I primi cinque Paesi produttori detengono complessivamente circa il 60% della produzione globale. Al primo posto troviamo il Cile, leader assoluto del settore, con circa il 25% della produzione mondiale e 5,3 milioni di tonnellate all’anno. Seguono la Repubblica Democratica del Congo, con 3,3 milioni di tonnellate, il Perù con 2,6 milioni, la Cina con 1,8 milioni e gli Stati Uniti con 1,1 milioni.

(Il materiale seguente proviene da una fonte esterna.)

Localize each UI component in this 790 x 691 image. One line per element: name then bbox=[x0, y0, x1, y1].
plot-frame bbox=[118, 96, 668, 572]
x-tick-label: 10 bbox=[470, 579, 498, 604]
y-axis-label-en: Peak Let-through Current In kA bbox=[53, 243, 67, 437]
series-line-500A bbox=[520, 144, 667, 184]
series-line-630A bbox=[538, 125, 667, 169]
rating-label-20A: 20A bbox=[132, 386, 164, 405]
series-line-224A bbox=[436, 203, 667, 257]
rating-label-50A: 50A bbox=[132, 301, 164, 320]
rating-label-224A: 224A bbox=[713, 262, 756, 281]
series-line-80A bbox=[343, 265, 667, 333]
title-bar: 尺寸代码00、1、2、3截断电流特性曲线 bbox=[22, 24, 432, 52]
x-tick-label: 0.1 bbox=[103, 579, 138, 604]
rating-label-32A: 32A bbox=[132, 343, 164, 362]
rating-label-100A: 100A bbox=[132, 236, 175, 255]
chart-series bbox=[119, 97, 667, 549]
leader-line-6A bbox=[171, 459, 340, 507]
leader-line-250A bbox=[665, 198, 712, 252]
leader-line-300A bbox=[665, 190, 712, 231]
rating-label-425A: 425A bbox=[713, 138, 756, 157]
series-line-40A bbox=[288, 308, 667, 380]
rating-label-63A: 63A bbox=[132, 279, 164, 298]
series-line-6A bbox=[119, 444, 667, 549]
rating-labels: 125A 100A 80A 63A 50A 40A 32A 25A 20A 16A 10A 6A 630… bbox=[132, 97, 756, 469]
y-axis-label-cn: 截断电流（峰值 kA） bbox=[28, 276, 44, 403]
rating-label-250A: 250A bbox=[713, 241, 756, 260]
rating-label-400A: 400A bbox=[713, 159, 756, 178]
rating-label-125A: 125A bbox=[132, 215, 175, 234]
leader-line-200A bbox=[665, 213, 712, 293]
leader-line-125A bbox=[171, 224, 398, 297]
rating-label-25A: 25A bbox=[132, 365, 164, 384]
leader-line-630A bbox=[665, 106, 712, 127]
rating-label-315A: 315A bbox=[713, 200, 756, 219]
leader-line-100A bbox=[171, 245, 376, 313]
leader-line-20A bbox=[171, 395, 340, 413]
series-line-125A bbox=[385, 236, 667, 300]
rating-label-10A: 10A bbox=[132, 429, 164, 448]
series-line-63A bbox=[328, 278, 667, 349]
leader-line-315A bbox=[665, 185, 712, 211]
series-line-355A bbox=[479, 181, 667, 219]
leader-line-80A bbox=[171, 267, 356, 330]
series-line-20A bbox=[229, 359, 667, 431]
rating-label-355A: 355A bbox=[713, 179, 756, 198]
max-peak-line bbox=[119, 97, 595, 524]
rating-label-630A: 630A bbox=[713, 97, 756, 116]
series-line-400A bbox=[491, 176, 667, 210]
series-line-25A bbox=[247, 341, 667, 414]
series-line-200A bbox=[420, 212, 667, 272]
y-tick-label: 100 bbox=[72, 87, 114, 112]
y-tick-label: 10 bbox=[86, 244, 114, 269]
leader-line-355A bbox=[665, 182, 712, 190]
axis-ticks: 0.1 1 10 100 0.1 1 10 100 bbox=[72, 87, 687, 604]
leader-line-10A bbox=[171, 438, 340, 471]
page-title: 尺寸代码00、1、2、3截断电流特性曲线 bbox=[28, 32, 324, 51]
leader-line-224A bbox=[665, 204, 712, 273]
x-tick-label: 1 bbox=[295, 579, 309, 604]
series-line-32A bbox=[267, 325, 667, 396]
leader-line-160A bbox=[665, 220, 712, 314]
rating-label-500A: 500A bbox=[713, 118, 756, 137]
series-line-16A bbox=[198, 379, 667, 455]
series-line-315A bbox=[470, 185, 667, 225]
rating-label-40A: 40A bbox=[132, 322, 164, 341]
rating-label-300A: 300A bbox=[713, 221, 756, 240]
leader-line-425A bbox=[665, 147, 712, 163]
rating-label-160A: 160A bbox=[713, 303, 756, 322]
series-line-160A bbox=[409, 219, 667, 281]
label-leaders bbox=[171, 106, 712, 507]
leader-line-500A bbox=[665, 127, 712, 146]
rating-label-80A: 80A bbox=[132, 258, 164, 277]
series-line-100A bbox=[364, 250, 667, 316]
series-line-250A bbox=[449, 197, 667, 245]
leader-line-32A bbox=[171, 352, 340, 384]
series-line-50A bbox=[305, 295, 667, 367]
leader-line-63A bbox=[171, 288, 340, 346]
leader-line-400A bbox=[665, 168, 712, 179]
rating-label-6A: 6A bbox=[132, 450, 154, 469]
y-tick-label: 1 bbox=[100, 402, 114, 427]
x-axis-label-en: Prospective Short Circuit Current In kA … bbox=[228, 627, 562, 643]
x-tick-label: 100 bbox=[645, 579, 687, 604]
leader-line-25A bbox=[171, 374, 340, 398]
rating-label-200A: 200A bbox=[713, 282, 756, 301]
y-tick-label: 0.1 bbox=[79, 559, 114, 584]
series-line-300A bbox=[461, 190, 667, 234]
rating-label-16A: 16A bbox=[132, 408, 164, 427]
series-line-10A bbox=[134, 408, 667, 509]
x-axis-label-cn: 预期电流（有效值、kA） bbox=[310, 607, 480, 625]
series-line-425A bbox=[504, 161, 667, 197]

Le dieci principali miniere di rame al mondo sono responsabili di oltre il 20% della produzione globale. Si tratta di attività operative da decenni che, lo scorso anno, hanno generato complessivamente 4,9 milioni di tonnellate. Ecco quali sono:

  • Escondida, Cile: è la miniera di rame più importante al mondo e si trova nel Paese leader nella produzione globale del metallo rosso. Qui si producono circa 1,35 milioni di tonnellate all’anno. La miniera è gestita da una joint venture composta da BHP, Rio Tinto, Mitsubishi e JX Advanced Metals;
  • Grasberg, Indonesia: al secondo posto troviamo la miniera indonesiana di Grasberg, gestita da Freeport-McMoRan in collaborazione con la società statale Persero. Si tratta di uno dei siti minerari più strategici al mondo per dimensioni, produzione e rilevanza industriale;
  • Las Bambas, Perù: il terzo posto è occupato dalla miniera di Las Bambas, in Perù, con una produzione pari a 411.300 tonnellate. Il Paese sudamericano resta uno dei protagonisti assoluti del mercato internazionale del rame;
  • Buenavista, Messico: la miniera di Buenavista, della Southern Copper, è salita al quarto posto con 409.400 tonnellate. Situata 35 chilometri a sud del confine con gli Stati Uniti, vanta una lunga storia mineraria che risale al 1899;
  • Collahuasi, Cile: al quinto posto c’è ancora il Cile con la miniera di Collahuasi, che nel 2025 ha prodotto 404.100 tonnellate. Il dato conferma il ruolo centrale del Paese nel controllo dell’offerta mondiale di rame;
  • KGHM, Polonia: sesto posto per KGHM, in Polonia, interamente controllata da Polska Miedz, con una produzione di 401.100 tonnellate. È una delle realtà minerarie più importanti d’Europa nel settore del rame;
  • Cerro Verde, Perù: il giacimento di Cerro Verde, joint venture tra Freeport-McMoRan, Sumitomo e Buenaventura, ha prodotto 391.500 tonnellate. Anche in questo caso il Perù conferma il proprio peso nella produzione globale;
  • Kamoa-Kakula, Repubblica Democratica del Congo: la miniera africana, di proprietà di Ivanhoe Mines, Zijin Mining, Crystal River e del governo della RDC, ha raggiunto quota 385.800 tonnellate. È uno dei progetti più rilevanti per la crescita futura dell’offerta mondiale;
  • Antamina, Perù: al nono posto troviamo Antamina, in Perù, controllata congiuntamente da BHP, Glencore, Teck Resources e Mitsubishi. La produzione ha raggiunto 368.000 tonnellate, confermando ancora una volta la centralità del Paese sudamericano;
  • Oyu Tolgoi, Mongolia: chiude la classifica Oyu Tolgoi, in Mongolia, joint venture tra Rio Tinto e il governo mongolo, con una produzione pari a 345.100 tonnellate. Si tratta di una miniera strategica per l’Asia e per gli equilibri futuri del mercato globale.